Dischi

Ride – Weather Diaries

Ad un certo punto, il riff ipnotico che corre sotto Weather Diaries diventa un assolo lento, disteso e cristallino; un attimo dopo viene ripetutamente spinto a fondo da un’ombra assordante che monta alle sue spalle, puro terrore  che occupa ogni spazio, taglia orni bordo come ad inghiottirlo, brucia la canzone stessa attaccandola dall’esterno.

È un momento propriamente shoegaze, una sorta di holocaust section di una bellezza torva e furiosa; per incedere e spietatezza porta alle mente langolieri, quelle creature mostruose che nell’omonima novella di Stephen King fagocitano il tempo passato e rincorrono continuamente invano il presente.

Perché un po’ viene da domandarselo, quale tempo stiano inseguendo i Ride (prima) con la loro reunion e (oggi) con questo nuovo Weather Diaries: quello di Nowhere (universalmente riconosciuto come uno dei capolavori shoegaze), quello del successivo Going Blank Again (che era già qualcosa di diverso), quello di Carnival Of Light (che era diviso a metà tra Andy Bell e Mark Gardener) o quello di Tarantula (l’album che li separò, lontanissimo dalle prime coordinate)?

A ben vedere un po’ tutti questi, anche se la loro eredità più pesante sta indiscutibilmente nei primi due.

La storia insegna che Bell e Gardener ci misero poco a ricucire dopo la fine della band e che prima o poi questa reunion era destinata ad accadere: il fatto che – come dice Gardener – ci fossero «unfinished sonic business», sommato alle costanti offerte per suonare di nuovo dal vivo insieme, alla nuova fervente attività dei loro stessi miti (su tutti Stone Roses e My Bloody Valentine) e, infine, allo scioglimento degli Oasis e poi dei Beady Eye, ha tolto ogni possibile scusa ai quattro.

Steve Queralt, che era uscito completamente dal mondo della musica, ha di nuovo lasciato la sua occupazione; Loz Colbert si è svincolato dai suoi doveri di batterista con Jesus And Mary Chain e Gaz Coombes; Gardener ha messo in pausa la sua attività solista e di produttore; Bell aveva, in effetti, l’agenda vuota.
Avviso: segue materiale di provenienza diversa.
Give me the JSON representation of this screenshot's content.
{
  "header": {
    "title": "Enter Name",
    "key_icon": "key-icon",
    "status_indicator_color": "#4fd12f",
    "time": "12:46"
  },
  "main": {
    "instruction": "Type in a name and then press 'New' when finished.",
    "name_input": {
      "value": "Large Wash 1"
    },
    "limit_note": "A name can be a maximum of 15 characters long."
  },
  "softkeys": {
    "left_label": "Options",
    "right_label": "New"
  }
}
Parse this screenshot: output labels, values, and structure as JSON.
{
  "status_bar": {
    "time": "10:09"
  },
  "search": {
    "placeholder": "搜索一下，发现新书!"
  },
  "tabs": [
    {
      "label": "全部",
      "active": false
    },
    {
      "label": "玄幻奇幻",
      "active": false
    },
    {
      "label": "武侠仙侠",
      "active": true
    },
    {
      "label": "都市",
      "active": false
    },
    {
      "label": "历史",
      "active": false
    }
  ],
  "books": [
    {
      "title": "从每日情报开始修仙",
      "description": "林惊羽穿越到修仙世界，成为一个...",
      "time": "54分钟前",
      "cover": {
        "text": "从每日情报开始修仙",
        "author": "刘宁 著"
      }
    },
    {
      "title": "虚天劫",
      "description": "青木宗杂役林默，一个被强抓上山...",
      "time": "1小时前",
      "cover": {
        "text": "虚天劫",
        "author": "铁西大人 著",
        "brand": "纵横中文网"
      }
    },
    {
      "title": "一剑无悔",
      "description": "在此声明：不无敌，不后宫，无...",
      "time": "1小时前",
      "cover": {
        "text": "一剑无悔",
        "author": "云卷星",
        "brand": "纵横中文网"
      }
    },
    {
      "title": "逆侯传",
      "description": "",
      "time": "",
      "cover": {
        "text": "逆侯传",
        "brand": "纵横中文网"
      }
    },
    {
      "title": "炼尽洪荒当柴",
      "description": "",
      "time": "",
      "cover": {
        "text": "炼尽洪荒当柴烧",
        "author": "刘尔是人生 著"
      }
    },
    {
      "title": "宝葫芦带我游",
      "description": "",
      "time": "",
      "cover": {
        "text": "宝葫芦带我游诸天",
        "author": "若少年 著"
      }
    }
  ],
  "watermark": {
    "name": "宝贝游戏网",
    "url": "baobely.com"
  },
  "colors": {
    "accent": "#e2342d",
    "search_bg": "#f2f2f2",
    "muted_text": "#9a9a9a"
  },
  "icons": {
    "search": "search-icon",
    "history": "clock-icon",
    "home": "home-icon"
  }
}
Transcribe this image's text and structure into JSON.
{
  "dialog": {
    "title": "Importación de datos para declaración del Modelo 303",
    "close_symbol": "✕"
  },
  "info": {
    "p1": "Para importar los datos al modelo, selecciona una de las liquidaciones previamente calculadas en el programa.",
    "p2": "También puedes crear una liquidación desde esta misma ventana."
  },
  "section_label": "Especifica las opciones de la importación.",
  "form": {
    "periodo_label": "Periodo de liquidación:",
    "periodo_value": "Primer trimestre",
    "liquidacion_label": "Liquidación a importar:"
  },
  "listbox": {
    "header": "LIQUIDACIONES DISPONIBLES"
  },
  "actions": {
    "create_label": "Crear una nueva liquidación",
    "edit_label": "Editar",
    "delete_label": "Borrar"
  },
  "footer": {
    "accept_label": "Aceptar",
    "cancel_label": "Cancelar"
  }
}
Partiti in tour per tutto il 2015, alla fine di quell’anno avevano accumulato un po’ di demo ed idee sulle quali hanno lavorato con Erol Alkan (alias Beyond the Wizards Sleeve e produttore, tra le tante cose, del glorioso remake che i Franz Ferdinand fecero di All My Friends), alla fine trovando la quadra a tutto in solo due settimane di lavoro.

Il seme di questo lavoro è Integration Tape: si tratta del primissimo sussulto dei riuniti Ride, la prima cosa registrata il primo giorno di prove, ed è uno strumentale simil-ambient di meno di 3′ piazzato quasi in fondo a Weather Diaries (sì, sarebbe stato più simbolico all’inizio, ma boh).

Fatto sta che, a differenza di altri e come gli amati MBV, hanno messo a frutto questo ritrovarsi non solo dal punto di vista economico: hanno personalmente e pubblicamente rivendicato il loro ruolo nella storia della musica (un’esortazione che il loro mentore Alan McGee andava facendo già nel 2007 dalle pagine del Guardian) e sfornato un album tenendosi ben lontano dalla tentazione di rivivere i fasti dei primissimi anni ’90.

In quel caso ne sarebbe uscita una pallida caccia ai fantasmi, invece Weather Diaries è un album moderno e vibrante, che a tratti ringhia (Charm Assault, Lateral AliceCali), a volte scappa via su ritmi motorik (Lannoy Point), non disdegna l’integrazione con qualche trucchetto synth (All I Want, che comunque è prima di tutto un assalto percussivo notevole) e, per quanto pervaso dalla malinconia, si lascia andare solo nel finale con Impermanence e White Sands: preferisce aprirsi e rivelarsi di volta in volta diverso, acuendo la sensazione che i Ride di oggi non assomiglino affatto a quelli di gioventù.

E che la reunion sia stata una scusa perfetta per riprendere un discorso interrotto ed evolversi: staremo a vedere ancora per quanto, ma i Ride oggi sono a tutti gli effetti una band attiva, pensante, produttiva e (soprattutto) in evoluzione.